障がい者就労のユニバーサル農業でヒット商品を生んだ誕生物語

ユニバーサル農業とは、一般的には、「園芸福祉」や「園芸療法」として知られている園芸作業を高齢者や障がい者が行うこによる生きがいづくりや社会参加の効用を、農業の改善や農業の多様な担い手の育成などに活かしていこうという取り組みです。

最近では、農業分野の担い手不足と、福祉分野の職域開拓や雇用促進をマッチングする「農福連携」の取り組みが言われていますが、意味合いとしては似ているようです。

実は、ユニバーサル農業または農福連携には懐疑的でした。もちろん農業には生きがいや社会参加の効用があることは重々理解してますが、これが農業分野の担い手不足につながるのだろうか、とか。農業のことは全く知りませんが、知らないながらも、福祉施設が取り組むといっても今日・明日できる事業ではないことは分かります。ユニバーサル農業または農福連携で、どうやって収益を生む事業にするのだろうか、という疑問がずっとありました。

ところが、その答えが、浜松にある「京丸園株式会社」にありました!
http://www.kyomaru.net
15代続く農園で、青梗菜や三つ葉などを生産し、売上高は3億円に上ります。
この売り上げに大きく貢献しているのが青梗菜で、一般の青梗菜よりかなり小さい「ミニ青梗菜」で同社のオリジナル商品です。これは障害のある社員とともに開発しました。

同社は平成9年から障害者雇用を行っています。雇用をすすめる中で、どうしたらもっと力を発揮してもらえるのか、どうしたら一緒に農業を強くできるのかを、社長の鈴木厚志さんは常に考えていました。そこで出てきたのが、「他の農家では作らない小さな青梗菜を作ったらいいのでは」という考え。青梗菜はキロいくらで取引されるため、農家では大ぶりのものが生産させるそうです。そこをあえて逆の発想で、小ぶりのものに需要があるのではないかと考えました。また浜松は青梗菜の生産量が日本一。その生産地から生まれた小さな青梗菜であれば名前も通りやすいのでは、という考えもあったそうです。

その発想にいたった背景には、作り手側の事情がありました。作り手側は、障害のある社員たちです。一般の農家の人たちがやるのと同じ作業をすることは難しいため、同じ土俵で戦うことはできません。また万一同じ土俵に上がってしまえば、今度は激しい競争が待っています。この競争を避けて、勝つためにはどうしたらいいのか。ニッチ戦略です。

鈴木社長の読みは当たりました。今まで注目されていなかったミニ青梗菜市場は確かに存在し、今や一日2万パックを出荷しています。全国でもミニ青梗菜を生産しているのはこの農園だけということもあり、全国から注文がきます。そしてこのミニ青梗菜は売り上げに大きく貢献するまでになりました。

生産現場では障害のある社員たちが、定植、収穫した青梗菜の袋詰め、生産に使用するパネルなどの掃除を行います。
見学にお伺いしたときも10人ほどの社員たちが作業をしていました。作業一つにも、より力が発揮できる工夫が満載で、これは続きのコラムで紹介します。

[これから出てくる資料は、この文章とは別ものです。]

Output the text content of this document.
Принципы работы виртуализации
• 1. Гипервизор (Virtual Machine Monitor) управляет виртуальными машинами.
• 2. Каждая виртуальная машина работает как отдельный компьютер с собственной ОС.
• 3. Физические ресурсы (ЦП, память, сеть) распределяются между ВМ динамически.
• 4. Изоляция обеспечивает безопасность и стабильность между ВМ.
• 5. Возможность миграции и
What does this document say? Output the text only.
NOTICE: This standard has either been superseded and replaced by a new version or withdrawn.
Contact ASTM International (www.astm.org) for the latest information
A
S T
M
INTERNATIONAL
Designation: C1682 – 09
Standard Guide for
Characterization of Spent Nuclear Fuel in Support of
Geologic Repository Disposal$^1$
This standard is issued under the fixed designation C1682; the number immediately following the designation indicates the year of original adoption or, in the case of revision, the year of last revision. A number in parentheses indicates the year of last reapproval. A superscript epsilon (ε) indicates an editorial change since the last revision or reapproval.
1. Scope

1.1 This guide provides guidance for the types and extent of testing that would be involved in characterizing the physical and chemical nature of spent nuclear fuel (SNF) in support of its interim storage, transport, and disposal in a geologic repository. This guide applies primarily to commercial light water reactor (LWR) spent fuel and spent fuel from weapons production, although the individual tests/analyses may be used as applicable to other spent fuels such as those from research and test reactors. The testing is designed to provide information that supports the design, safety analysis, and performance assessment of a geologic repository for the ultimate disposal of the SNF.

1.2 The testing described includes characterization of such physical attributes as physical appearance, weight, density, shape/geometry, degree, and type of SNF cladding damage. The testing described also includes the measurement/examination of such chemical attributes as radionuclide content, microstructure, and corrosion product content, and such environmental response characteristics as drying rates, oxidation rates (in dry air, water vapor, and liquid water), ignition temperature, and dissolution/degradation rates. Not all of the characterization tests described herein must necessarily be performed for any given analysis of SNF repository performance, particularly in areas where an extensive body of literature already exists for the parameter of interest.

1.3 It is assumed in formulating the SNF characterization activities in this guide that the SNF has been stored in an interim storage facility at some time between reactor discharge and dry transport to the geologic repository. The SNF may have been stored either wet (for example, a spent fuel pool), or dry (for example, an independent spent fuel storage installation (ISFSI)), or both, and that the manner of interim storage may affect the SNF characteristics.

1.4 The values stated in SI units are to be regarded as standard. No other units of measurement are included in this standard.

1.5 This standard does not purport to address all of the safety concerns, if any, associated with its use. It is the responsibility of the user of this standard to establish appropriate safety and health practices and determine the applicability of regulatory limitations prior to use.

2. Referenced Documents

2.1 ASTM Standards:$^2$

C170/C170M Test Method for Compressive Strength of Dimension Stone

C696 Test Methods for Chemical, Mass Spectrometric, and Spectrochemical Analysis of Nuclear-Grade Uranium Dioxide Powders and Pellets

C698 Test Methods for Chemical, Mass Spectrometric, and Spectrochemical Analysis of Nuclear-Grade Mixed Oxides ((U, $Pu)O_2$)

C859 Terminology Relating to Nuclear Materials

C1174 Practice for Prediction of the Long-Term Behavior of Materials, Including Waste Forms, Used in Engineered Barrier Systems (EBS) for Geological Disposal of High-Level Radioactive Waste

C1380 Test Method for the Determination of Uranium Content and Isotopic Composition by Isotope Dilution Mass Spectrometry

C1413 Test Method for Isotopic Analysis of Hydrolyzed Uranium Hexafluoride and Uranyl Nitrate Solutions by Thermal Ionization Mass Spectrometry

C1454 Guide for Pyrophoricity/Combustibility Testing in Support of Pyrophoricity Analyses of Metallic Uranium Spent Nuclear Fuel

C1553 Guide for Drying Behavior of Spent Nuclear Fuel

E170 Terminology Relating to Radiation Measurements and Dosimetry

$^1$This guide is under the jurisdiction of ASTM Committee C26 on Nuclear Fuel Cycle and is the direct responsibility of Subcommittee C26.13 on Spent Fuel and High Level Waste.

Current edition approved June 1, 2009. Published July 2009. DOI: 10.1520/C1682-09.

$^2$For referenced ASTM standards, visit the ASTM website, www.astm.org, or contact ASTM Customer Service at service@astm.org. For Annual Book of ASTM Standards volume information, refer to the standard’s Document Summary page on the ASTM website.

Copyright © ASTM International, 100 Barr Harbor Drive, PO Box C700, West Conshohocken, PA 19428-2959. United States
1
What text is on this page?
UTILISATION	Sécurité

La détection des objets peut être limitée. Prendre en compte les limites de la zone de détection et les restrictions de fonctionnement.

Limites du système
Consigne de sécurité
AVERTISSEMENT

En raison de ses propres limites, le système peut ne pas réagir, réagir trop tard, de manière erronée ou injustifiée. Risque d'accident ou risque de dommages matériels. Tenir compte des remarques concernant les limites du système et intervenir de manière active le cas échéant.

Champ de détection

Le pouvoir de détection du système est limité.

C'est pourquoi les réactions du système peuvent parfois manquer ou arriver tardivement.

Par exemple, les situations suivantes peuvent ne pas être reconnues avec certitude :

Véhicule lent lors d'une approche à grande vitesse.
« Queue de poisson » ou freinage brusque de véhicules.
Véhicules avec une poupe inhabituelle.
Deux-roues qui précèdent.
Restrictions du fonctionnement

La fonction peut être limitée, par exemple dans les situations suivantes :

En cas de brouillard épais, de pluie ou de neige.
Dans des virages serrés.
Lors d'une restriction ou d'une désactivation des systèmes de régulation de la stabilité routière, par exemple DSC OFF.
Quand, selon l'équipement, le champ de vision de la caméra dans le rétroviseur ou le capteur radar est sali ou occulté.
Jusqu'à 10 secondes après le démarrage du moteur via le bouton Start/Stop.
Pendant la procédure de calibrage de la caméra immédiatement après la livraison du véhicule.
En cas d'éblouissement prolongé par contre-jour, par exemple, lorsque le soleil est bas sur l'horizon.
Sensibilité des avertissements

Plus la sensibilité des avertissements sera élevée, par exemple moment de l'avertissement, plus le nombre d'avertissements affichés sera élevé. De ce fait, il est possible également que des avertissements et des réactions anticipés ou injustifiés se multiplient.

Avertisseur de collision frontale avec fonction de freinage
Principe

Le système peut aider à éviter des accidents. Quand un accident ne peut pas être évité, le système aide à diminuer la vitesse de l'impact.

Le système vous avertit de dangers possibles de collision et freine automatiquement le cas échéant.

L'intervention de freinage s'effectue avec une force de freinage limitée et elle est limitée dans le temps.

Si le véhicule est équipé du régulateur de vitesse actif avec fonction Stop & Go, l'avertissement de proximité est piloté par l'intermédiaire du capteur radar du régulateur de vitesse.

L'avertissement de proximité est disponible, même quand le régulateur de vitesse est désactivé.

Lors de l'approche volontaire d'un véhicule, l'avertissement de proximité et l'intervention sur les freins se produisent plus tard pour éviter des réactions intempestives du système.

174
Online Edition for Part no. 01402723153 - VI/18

鈴木社長は、自分が考えるユニバーサル農業は、農業を強くするために多様な働き手が一緒になって行うもの。ここがブレないことが重要だ、とおっしゃっていました。また、障害のある社員たちと働いていて、隠れた力を発見したときなど、いい意味で裏切られたときが、本当に面白いとおっしゃっていた笑顔が印象的でした。

京丸園の事例は、障害のある社員とどのように収益を上げる事業を行うかを考える就労継続事業A型の事業者に参考になると思います。